Every time the Obamas appeared with a lecture about what Americans needed to do, or who they should vote for, perhaps it was a reminder to working class, Black and Hispanic Americans that for decades, they have loyally voted Democrat.

Perhaps it prompted them to ask themselves, have we received enough in return or are our votes taken for granted?

Voter motivation and turnout

We know that American voters are more polarised than ever.

New York Times journalist Ezra Klein has written a book called Why We Are Polarised, which meticulously dissects this. He notes that 50 years ago, people voted according to what is called positive partisanship: they voted for the party they liked the best, the one whose values best aligned with their own and that offered the policies with which they most agreed.

In recent decades, that has changed.

Republican supporters react after Donald Trump declares victory in the US election in West Palm Beach, Florida on November 6, 2024.( The Yomiuri Shimbun via AP Images ) (Photo by Kouhei Chouji / Yomiuri / The Yomiuri Shimbun via AFP)

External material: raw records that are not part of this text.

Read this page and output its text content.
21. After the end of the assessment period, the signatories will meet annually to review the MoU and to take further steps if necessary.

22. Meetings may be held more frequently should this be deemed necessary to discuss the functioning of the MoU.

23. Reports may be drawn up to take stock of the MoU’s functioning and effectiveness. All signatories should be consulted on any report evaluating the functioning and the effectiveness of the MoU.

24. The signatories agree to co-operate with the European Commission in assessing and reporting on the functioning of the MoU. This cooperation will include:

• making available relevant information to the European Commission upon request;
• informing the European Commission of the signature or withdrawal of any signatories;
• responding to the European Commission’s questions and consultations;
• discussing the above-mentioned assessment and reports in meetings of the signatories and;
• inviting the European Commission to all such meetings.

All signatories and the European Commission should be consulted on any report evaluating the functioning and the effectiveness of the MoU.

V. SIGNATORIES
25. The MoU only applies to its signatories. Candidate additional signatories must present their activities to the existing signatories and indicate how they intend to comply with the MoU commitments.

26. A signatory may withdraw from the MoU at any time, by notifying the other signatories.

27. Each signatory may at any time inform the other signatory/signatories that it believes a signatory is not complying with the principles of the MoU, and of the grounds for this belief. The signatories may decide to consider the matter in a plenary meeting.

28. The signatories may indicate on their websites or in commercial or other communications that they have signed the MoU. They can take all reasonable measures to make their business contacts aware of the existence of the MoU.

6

It would appear that Trump voters were more motivated than Harris voters. Photo: AFP / Kouhei Chouji

American voters are now more motivated by negative partisanship: they vote for a party because they really hate the opposing party. You don't have to particularly trust, understand, agree with, or even know what your party is offering; you simply have to find it less offensive than the values and beliefs of the other side.

Turnout figures and demographic breakdowns in coming days will give better insights into this, but it would appear Trump voters were more motivated than Harris voters.

This is unsurprising because there has never been a more effective or extreme negative campaigner than Trump in American history. He was able to mobilise his base in 2021 to attack the very seat of American democracy, the US Capitol. Of course he can motivate them to tick a box by whipping up their hatred of Democrats.

But, by contrast, think about the Taylor Swift endorsement that was meant to be such a game changer for Kamala Harris by compelling young women to vote in droves.

Taylor Swift was encouraging positive partisanship: she was saying vote for this person because she is the person I support and our best choice. That's not what excites most American voters these days.

There are other factors which have come into play too, notably the double standards applied to Trump. Trump can say or do pretty much anything without penalty, behaviour no other candidate in history has been able to get away with. There's also the spread of misinformation and its amplification by social media.

Was Trump ever beatable? It's hard to know. But it's very clear that Americans, more than ever, are buying what he's selling.

Given the United States still has the world's biggest military, the world's biggest economy and the world's most influential culture, the rest of us around the globe are strapped into a second spin of the Trump rollercoaster as well.

*Leigh Sales is a long-serving ABC journalist who has anchored Australian Story, 7:30. and Lateline. She was previously the network's national security correspondent and Washington correspondent.